Big Data and Spark

Hadoop? MapReduce? Spark? Hive? Making sense of the tools used to analyze big data can seem confusing and overwhelming at times. Dr. Harrison and Dr. Shan will help you understand how these components function and form the core of big data analytics systems. The emphasis of this course will be on understanding the fundamental principles of big data systems using Hadoop and Spark.

Spark allows the processing of huge volumes of data in real-time, and is a dominant choice for performing analytics at scale. Similarly, the Hadoop Distributed File System (HDFS) forms the backbone of most big data systems. In this course, participants will learn the theory behind how these tools work so they can understand when, and how, to implement them effectively. The relative strengths and weaknesses of various big data systems will be highlighted to explain how Spark has emerged as a popular choice for analyzing dynamic, high-velocity, and high-volume data.

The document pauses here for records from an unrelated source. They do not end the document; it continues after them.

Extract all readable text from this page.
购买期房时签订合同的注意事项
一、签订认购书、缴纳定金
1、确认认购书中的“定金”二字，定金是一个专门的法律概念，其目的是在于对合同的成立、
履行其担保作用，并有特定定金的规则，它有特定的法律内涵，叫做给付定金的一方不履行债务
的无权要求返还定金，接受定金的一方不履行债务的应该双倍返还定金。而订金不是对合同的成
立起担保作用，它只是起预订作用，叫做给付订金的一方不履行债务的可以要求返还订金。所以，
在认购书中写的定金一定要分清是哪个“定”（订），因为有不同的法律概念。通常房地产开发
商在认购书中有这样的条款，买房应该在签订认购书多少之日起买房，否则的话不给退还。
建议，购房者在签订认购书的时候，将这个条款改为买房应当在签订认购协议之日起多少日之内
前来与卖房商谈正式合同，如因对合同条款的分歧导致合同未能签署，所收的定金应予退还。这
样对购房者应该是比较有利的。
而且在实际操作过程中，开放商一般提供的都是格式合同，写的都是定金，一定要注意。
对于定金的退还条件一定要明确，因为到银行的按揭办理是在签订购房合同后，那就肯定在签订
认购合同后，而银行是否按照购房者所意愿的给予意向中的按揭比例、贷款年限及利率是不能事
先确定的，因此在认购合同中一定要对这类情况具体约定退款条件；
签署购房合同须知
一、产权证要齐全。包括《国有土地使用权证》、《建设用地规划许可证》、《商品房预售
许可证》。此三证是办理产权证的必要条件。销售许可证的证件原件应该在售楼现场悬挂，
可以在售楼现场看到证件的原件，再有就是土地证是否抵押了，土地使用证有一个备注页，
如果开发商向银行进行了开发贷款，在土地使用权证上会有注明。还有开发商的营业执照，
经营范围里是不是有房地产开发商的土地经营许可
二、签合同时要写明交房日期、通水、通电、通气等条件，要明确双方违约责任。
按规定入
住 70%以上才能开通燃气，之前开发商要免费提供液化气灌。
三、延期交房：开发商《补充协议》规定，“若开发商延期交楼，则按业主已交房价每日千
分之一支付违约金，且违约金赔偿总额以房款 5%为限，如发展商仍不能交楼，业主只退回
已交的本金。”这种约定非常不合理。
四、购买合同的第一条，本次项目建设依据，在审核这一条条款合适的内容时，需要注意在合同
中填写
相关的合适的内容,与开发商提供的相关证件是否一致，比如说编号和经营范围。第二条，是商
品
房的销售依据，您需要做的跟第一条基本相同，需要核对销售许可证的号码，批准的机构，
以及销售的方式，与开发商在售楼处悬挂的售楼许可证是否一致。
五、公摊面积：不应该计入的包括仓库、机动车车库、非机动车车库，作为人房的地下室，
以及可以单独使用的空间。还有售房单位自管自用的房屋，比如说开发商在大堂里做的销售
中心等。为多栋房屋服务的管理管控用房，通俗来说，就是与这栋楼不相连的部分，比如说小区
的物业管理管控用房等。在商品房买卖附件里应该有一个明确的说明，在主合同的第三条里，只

Participants will also get hands-on experience using HDFS and Spark to illustrate the power of big data analytics.

Intended audience

This is an introductory course in Big Data and Spark, but it will go beyond basics to introduce some technical components. Most big data analytics will be performed using Spark and HiveQL, a querying language based on SQL. Participants will also use basic Linux commands for operating Hadoop. This course is appropriate for those that want to learn more about how Spark and HDFS function and those that are looking to begin career in big data analytics.


Andrew Harrison is an assistant professor of Information Systems in the Lindner College of Business at the University of Cincinnati. His research interests include consumer fraud, deception, security systems, privacy, media capabilities, and virtual worlds.

Zhe (Jay) Shan is an assistant professor in the Department of Operations, Business Analytics, and Information Systems in the Lindner College of Business at the University of Cincinnati. He earned his Ph.D. in Business Administration and Operations Research from Penn State University Smeal College of Business in 2011. Before joining UC, he worked as assistant professor of Information Systems at Manhattan College School of Business for two years.


  • "It was the most useful content I've ever received on the big data/Hadoop/Spark topic."
  • "Excellent job by Andrew and Jay. The organization was great."
  • "Useful mix of lecture and labs to really make the topics stick. I now have a better practical undersatnding of tools that are part of the Hadoop system."
  • "Awesome for my level of knowledge in Hadoop."
  • "Excellent overview of rapidly changing topic. Very knowledgeable instructors."
  • "Fantastic course. Provided a good knowledge of the big data tools ecosystem."